Çiğ köfte (pengucapan bahasa Turki:[tʃiːcœfte]) atau chee kofta[1] adalah makanan khas dari Urfa, wilayah di tenggara Turki. Hidangan ini disajikan sebagai makanan pembuka atau meze, dan memiliki kemiripan erat dengan kibbeh nayyeh dari masakan Levant.[2] Çiğ köfte umum ditemukan dalam masakan Turki maupun Armenia.[1][3][4][5]
Secara tradisional, hidangan ini dibuat dengan daging mentah, namun terdapat variasi vegetarian yang menggunakan bulgur, dan di Urfa terdapat versi lokal tanpa daging yang dibuat dengan telur orak-arik.[6][7] Di provinsi Şanlıurfa, çiğ köfte yang dibuat secara lokal dijual oleh pedagang kaki lima.[8]
Pada tahun 2008, penjualan umum çiğ köfte dengan daging mentah dilarang oleh Kementerian Kesehatan Turki karena risiko kesehatan,[9] terutama infeksi taeniasis,[10] sehingga hanya versi berbahan nabati yang diperbolehkan dijual di toko dan restoran.
Nama
Dalam bahasa Turki, çiğ berarti "mentah" dan köfte berarti "bakso daging". Kata köfte berasal dari bahasa Persia, yang pada akhirnya diturunkan dari akar bahasa Proto-Indo-Eropa " (s)kop– " yang berarti "menggiling" atau "menumbuk".[11]
Penyajian
Bulgur (gandum pecah) diuleni bersama bawang cincang dan air sampai lembut. Setelah itu, ditambahkan pasta tomat dan cabai, berbagai bumbu, serta daging sapi atau domba giling halus tanpa lemak. Daging mentah ini tidak dimasak dengan api, melainkan “dimasak” oleh bumbu dan proses pengulenan yang lama.[12] Terakhir, ditambahkan daun bawang, daun mint segar, dan peterseli.

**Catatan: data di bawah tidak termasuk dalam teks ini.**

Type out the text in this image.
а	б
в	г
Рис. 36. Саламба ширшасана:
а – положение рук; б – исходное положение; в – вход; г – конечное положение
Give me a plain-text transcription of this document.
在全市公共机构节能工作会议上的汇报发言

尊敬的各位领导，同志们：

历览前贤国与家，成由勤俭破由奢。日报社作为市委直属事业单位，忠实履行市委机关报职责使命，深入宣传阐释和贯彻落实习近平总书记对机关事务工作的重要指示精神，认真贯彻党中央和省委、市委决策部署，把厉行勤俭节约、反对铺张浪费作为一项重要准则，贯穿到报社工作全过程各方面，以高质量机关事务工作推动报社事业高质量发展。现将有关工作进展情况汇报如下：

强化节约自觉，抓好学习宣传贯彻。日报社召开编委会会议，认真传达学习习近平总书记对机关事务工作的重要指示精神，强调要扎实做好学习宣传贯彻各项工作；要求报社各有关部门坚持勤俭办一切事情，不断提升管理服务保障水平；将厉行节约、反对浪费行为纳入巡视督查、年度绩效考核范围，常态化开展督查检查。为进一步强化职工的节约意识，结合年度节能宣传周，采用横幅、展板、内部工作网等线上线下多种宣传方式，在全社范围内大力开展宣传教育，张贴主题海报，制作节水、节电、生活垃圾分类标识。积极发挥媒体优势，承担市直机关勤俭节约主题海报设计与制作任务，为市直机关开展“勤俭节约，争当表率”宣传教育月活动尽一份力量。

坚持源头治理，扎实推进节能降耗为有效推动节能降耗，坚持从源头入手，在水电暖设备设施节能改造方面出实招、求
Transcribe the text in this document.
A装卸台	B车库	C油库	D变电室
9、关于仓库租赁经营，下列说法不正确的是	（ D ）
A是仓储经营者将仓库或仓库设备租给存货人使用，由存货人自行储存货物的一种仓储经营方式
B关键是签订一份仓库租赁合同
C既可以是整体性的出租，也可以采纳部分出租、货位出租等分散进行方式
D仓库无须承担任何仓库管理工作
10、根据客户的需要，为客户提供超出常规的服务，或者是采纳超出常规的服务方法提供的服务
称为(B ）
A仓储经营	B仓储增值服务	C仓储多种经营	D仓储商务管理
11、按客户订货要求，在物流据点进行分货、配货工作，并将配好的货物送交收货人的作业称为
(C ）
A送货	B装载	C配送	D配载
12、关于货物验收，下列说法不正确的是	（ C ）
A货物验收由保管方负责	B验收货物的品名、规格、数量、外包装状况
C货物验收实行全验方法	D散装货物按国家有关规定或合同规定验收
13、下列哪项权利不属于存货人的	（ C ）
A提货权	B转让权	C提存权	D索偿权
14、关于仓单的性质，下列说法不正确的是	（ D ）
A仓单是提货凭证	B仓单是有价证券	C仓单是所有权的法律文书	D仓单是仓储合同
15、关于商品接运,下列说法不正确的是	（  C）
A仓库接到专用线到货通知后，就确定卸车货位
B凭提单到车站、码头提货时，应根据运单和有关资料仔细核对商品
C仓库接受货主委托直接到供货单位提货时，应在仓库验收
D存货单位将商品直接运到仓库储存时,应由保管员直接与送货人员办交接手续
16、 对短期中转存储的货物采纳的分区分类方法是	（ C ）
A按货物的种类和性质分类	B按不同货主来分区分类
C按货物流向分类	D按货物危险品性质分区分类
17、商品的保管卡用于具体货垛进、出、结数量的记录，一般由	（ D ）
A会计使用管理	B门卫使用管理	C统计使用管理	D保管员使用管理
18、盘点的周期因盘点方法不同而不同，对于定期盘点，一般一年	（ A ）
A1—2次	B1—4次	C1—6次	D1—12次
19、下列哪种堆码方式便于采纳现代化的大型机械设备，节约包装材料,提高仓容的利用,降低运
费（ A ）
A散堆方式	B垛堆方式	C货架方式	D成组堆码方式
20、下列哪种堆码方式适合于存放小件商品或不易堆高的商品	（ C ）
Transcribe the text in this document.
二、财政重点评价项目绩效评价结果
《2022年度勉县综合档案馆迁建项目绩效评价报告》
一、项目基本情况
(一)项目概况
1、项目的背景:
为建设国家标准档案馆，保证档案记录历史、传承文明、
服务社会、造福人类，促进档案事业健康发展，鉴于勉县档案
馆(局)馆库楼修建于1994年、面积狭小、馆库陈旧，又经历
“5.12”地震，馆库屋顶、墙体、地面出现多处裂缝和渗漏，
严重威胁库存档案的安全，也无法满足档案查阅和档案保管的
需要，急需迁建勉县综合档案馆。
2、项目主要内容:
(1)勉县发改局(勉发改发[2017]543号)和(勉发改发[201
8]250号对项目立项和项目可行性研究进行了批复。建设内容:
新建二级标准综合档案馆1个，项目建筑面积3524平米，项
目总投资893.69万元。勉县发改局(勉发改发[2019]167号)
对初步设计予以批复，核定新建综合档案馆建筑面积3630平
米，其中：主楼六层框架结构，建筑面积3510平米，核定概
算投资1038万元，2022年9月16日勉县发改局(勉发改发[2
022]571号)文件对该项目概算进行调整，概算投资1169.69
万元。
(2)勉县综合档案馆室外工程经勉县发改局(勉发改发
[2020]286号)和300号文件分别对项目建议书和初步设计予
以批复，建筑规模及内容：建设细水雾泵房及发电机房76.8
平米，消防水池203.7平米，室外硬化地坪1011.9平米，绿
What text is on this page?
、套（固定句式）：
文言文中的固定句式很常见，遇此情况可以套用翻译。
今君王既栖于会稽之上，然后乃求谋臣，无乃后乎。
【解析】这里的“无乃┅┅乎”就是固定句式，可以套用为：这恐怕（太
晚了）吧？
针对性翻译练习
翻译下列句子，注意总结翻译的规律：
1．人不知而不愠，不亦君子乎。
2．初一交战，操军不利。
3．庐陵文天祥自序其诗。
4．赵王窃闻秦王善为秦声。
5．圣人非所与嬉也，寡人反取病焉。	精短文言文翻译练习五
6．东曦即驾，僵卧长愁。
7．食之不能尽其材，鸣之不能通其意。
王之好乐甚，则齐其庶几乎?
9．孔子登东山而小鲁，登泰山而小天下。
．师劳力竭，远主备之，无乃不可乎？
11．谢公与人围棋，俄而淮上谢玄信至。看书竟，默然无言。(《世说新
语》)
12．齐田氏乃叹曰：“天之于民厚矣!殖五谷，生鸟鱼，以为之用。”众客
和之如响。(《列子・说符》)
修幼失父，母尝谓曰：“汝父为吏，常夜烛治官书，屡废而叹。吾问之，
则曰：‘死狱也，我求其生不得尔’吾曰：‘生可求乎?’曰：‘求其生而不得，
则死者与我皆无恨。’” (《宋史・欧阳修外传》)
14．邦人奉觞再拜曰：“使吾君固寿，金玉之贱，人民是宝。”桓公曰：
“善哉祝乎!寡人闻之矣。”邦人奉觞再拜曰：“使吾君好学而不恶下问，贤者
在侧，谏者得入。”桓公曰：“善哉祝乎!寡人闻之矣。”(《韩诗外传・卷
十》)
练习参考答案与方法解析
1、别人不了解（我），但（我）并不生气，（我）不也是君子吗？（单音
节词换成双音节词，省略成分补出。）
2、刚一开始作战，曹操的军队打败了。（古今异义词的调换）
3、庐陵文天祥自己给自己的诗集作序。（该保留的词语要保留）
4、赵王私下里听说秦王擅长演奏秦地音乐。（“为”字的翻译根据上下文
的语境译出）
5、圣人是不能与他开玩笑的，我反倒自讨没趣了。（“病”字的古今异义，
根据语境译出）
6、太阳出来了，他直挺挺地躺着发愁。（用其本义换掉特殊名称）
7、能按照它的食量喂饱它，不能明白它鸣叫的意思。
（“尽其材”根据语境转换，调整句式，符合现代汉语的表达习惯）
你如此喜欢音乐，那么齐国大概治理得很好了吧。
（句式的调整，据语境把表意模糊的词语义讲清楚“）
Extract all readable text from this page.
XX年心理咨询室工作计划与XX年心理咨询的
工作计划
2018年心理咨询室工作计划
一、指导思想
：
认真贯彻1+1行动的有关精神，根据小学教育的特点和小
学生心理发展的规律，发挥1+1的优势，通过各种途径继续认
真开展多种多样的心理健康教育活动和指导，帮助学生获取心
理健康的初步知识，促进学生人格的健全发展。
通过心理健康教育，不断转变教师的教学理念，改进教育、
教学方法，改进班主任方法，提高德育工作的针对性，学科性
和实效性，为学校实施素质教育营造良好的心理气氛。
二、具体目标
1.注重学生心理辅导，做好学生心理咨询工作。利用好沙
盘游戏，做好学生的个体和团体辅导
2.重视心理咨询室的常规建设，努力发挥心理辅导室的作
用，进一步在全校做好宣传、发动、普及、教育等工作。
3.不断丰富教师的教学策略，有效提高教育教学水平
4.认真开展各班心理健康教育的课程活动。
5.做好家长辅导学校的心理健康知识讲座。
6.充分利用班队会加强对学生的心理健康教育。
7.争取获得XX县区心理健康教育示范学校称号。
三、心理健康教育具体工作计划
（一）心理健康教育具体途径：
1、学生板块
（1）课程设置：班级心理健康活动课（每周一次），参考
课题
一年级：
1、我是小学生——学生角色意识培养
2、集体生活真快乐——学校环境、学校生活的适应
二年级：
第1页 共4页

Beberapa pembuat çiğ köfte, terutama di kota Şanlıurfa, tidak menggunakan air sama sekali. Sebagai gantinya, mereka memakai es batu saat menguleni adonan.[13]
Keamanan
Ada kekhawatiran bahwa çiğ köfte yang menggunakan daging mentah tidak aman untuk dikonsumsi. Sebuah penelitian tahun 2003 terhadap 50 sampel çiğ köfte dari Ankara, Turki, menemukan bahwa hidangan tersebut mengandung jumlah mikroorganisme yang berbahaya.[14] Penelitian lain pada tahun 2012 terhadap 100 sampel dari Bursa, Turki, menunjukkan hasil serupa dan menemukan bakteri salmonella pada 2% sampelnya.[15]
Legenda
Menurut legenda, Raja Namrud, penguasa peradaban kuno di wilayah Şanlıurfa, memutuskan untuk membakar Nabi Ibrahim karena ia percaya kepada satu Tuhan. Raja memerintahkan agar semua kayu di kerajaannya dikumpulkan di sebuah alun-alun besar. Akibatnya, tidak ada lagi kayu untuk memasak di rumah-rumah, dan menyalakan api dilarang. Selama beberapa hari, rakyat mengumpulkan kayu di alun-alun sesuai perintah raja.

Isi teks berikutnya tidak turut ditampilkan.